Deciding to Adopt


So, what made you decide to adopt?

If you choose to take an adoption journey, get ready with your answer because you will get asked all the time.

When you have biological children, and you announce that you are expecting, you will receive all the advice you never asked for. Everyone will have an opinion about what you should or shouldn’t do, eat, touch, and so on. But most people won’t question, at least to your face, why you are choosing to have a child. They just skip straight to the parenting advice.

When you are adopting, however, everyone wants to know why. They wonder if you are struggling with infertility or if there is some reason you can’t have biological children. They poke and prod and start an investigation as to why you would choose to adopt. They don't necessarily think of you as "expecting" and instead of jumping to parenting advice, everyone will want to tell you why you should or shouldn't adopt internationally, domestically, older kids, younger kids, from foster care, sibling groups, and so on.

But the reason a couple or individual decides to adopt is as unique as they are. It's not a decision that is made lightly and it's not the right call for everyone.

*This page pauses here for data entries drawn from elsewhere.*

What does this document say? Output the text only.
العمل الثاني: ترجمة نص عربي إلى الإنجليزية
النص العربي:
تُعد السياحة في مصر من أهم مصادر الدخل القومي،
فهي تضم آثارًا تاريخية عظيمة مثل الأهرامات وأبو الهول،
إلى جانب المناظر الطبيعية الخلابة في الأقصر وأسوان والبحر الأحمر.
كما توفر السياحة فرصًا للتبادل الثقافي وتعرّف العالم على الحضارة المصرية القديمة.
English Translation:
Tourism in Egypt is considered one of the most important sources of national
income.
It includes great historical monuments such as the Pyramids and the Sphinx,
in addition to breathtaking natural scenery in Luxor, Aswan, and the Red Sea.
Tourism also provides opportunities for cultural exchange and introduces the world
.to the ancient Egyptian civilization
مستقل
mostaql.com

Maybe they are struggling with infertility, but let them bring it up to you instead of asking. It's a real struggle that they may or may not want to let you in on. It is also important to remember that infertility isn't the only reason people decide to adopt.
Pro Tip: When someone close to you announces their decision to adopt, celebrate with them! A growing family is a beautiful, wonderful thing worth celebrating.

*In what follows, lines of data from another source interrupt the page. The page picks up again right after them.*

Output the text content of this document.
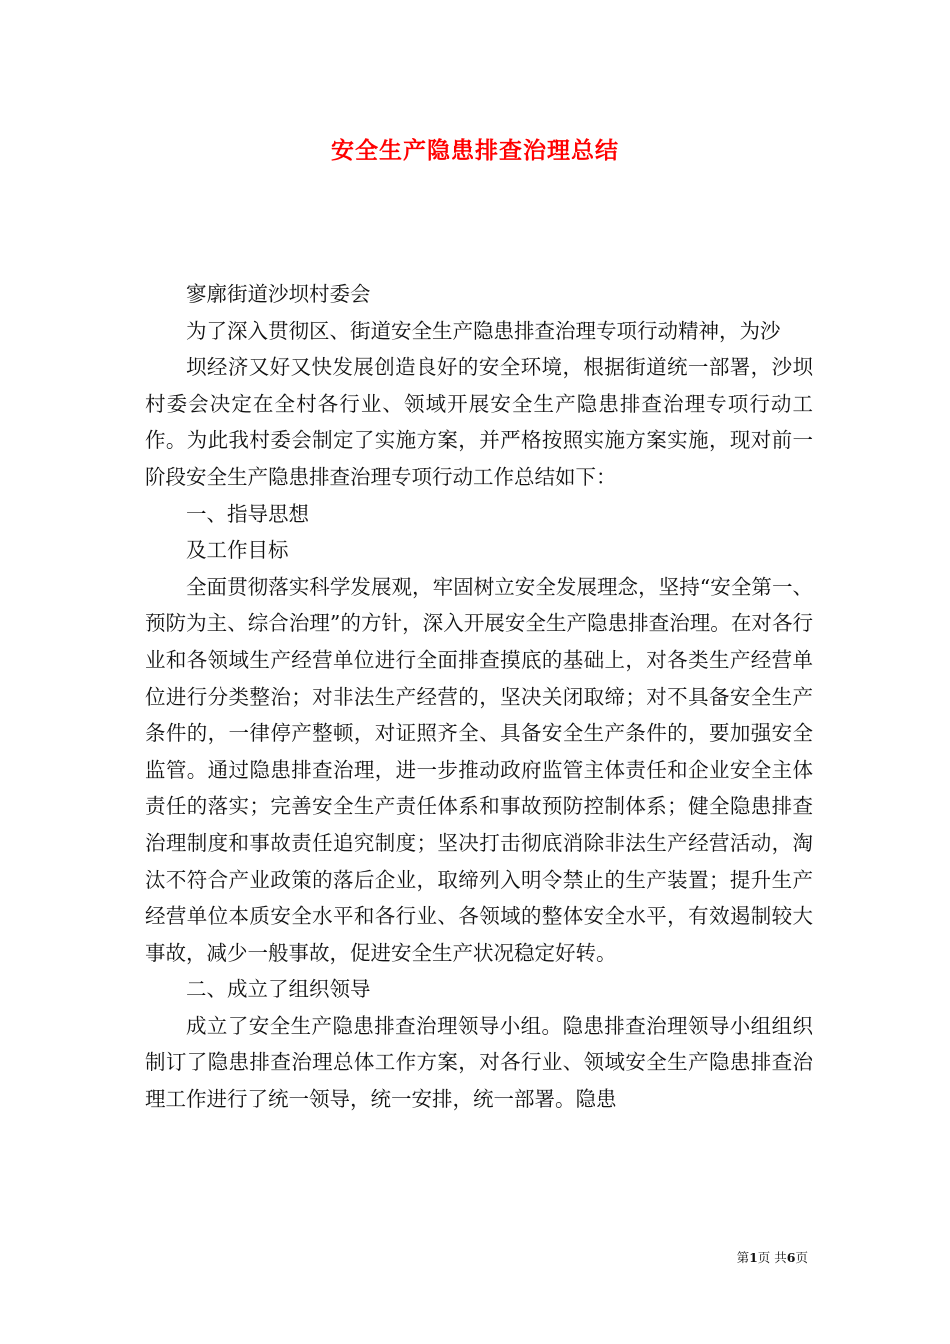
安全生产隐患排查治理总结

寥廓街道沙坝村委会

为了深入贯彻区、街道安全生产隐患排查治理专项行动精神，为沙

坝经济又好又快发展创造良好的安全环境，根据街道统一部署，沙坝村委会决定在全村各行业、领域开展安全生产隐患排查治理专项行动工作。为此我村委会制定了实施方案，并严格按照实施方案实施，现对前一阶段安全生产隐患排查治理专项行动工作总结如下：

一、指导思想

及工作目标

全面贯彻落实科学发展观，牢固树立安全发展理念，坚持“安全第一、预防为主、综合治理”的方针，深入开展安全生产隐患排查治理。在对各行业和各领域生产经营单位进行全面排查摸底的基础上，对各类生产经营单位进行分类整治；对非法生产经营的，坚决关闭取缔；对不具备安全生产条件的，一律停产整顿，对证照齐全、具备安全生产条件的，要加强安全监管。通过隐患排查治理，进一步推动政府监管主体责任和企业安全主体责任的落实；完善安全生产责任体系和事故预防控制体系；健全隐患排查治理制度和事故责任追究制度；坚决打击彻底消除非法生产经营活动，淘汰不符合产业政策的落后企业，取缔列入明令禁止的生产装置；提升生产经营单位本质安全水平和各行业、各领域的整体安全水平，有效遏制较大事故，减少一般事故，促进安全生产状况稳定好转。

二、成立了组织领导

成立了安全生产隐患排查治理领导小组。隐患排查治理领导小组组织制订了隐患排查治理总体工作方案，对各行业、领域安全生产隐患排查治理工作进行了统一领导，统一安排，统一部署。隐患

第1页 共6页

So why did we decide to adopt?

To be honest, we didn't know exactly what we were walking into at first, but we knew we were ready to grow our family and we knew there we had to seriously consider adoption as an option. Adoption had been a little thought in the back of our minds for a while. With the opportunity to grow our family in front to f us, it jumped to the front of our minds.

The more research we did, the more it was confirmed in our hearts that adopting our first child was the right move for us. Before we could know if we had any infertility issues, we wanted to know that the child we would adopt would always know that they were our first choice. It's really important to us that the foundation of our family is one of openness, acceptance, and love. We also wanted any biological siblings that could come later to know that their adopted brother or sister is 100% a part of our family.

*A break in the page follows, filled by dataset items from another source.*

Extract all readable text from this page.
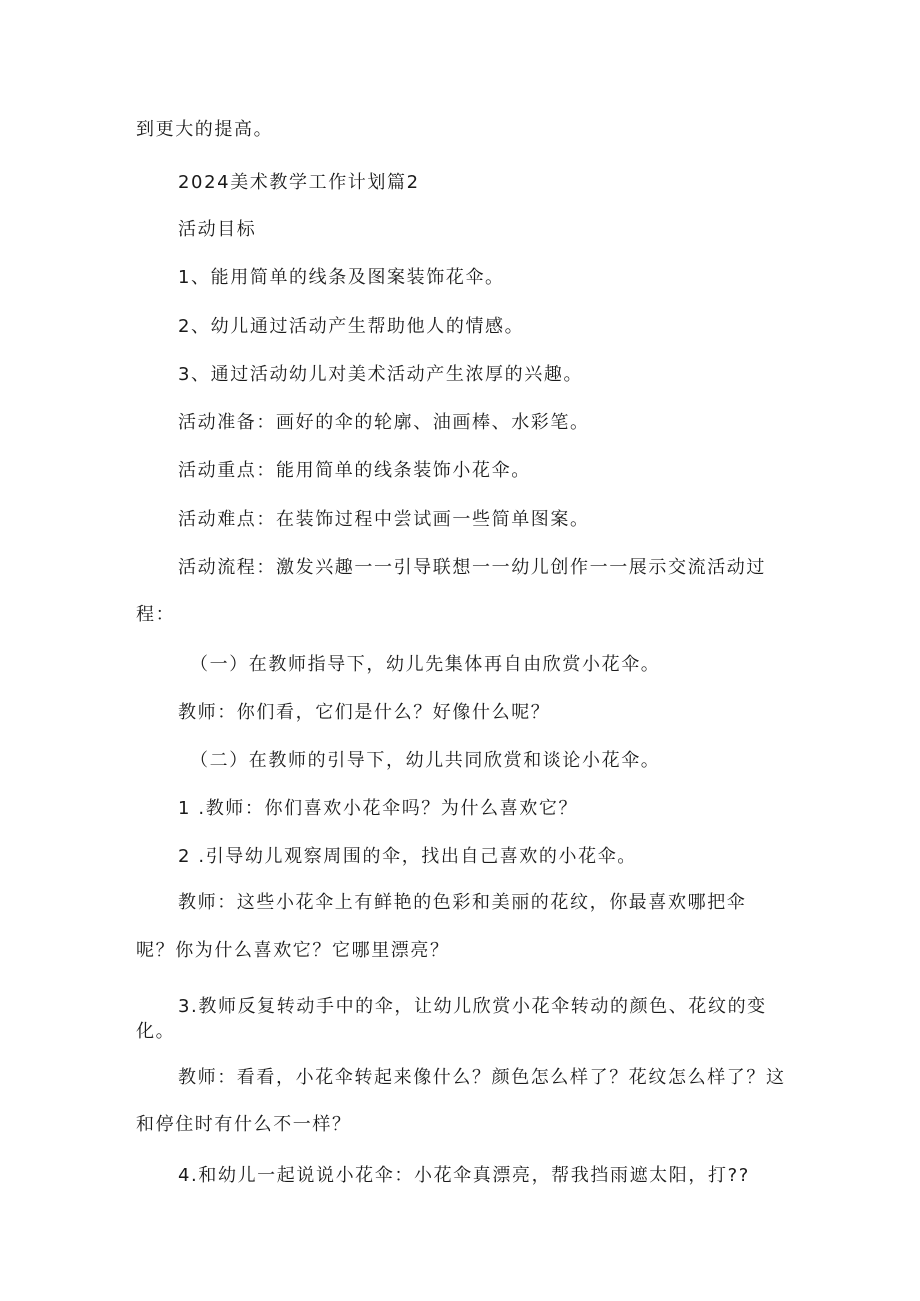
到更大的提高。
2024美术教学工作计划篇2
活动目标
1、能用简单的线条及图案装饰花伞。
2、幼儿通过活动产生帮助他人的情感。
3、通过活动幼儿对美术活动产生浓厚的兴趣。
活动准备：画好的伞的轮廓、油画棒、水彩笔。
活动重点：能用简单的线条装饰小花伞。
活动难点：在装饰过程中尝试画一些简单图案。
活动流程：激发兴趣一一引导联想一一幼儿创作一一展示交流活动过
程：
（一）在教师指导下，幼儿先集体再自由欣赏小花伞。
教师：你们看，它们是什么？好像什么呢？
（二）在教师的引导下，幼儿共同欣赏和谈论小花伞。
1 .教师：你们喜欢小花伞吗？为什么喜欢它？
2 .引导幼儿观察周围的伞，找出自己喜欢的小花伞。
教师：这些小花伞上有鲜艳的色彩和美丽的花纹，你最喜欢哪把伞
呢？你为什么喜欢它？它哪里漂亮？
3.教师反复转动手中的伞，让幼儿欣赏小花伞转动的颜色、花纹的变
化。
教师：看看，小花伞转起来像什么？颜色怎么样了？花纹怎么样了？这
和停住时有什么不一样？
4.和幼儿一起说说小花伞：小花伞真漂亮，帮我挡雨遮太阳，打??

The life Garrett and I have created so far together has been one of welcome. We hope to always have room for more at our table, in home, and in our hearts. We know and truly believe that family is more than DNA and that our journey to parenthood will be a special and unique one that ends with the little one we will love and cherish forever.

So that’s our story so far.


Side Note: We are so thankful to some of the lucky ones with a community around us that has welcomed our decision to adopt and celebrated so genuinely with us. We feel so incredibly lucky and blessed to be surrounded by people that support us so well!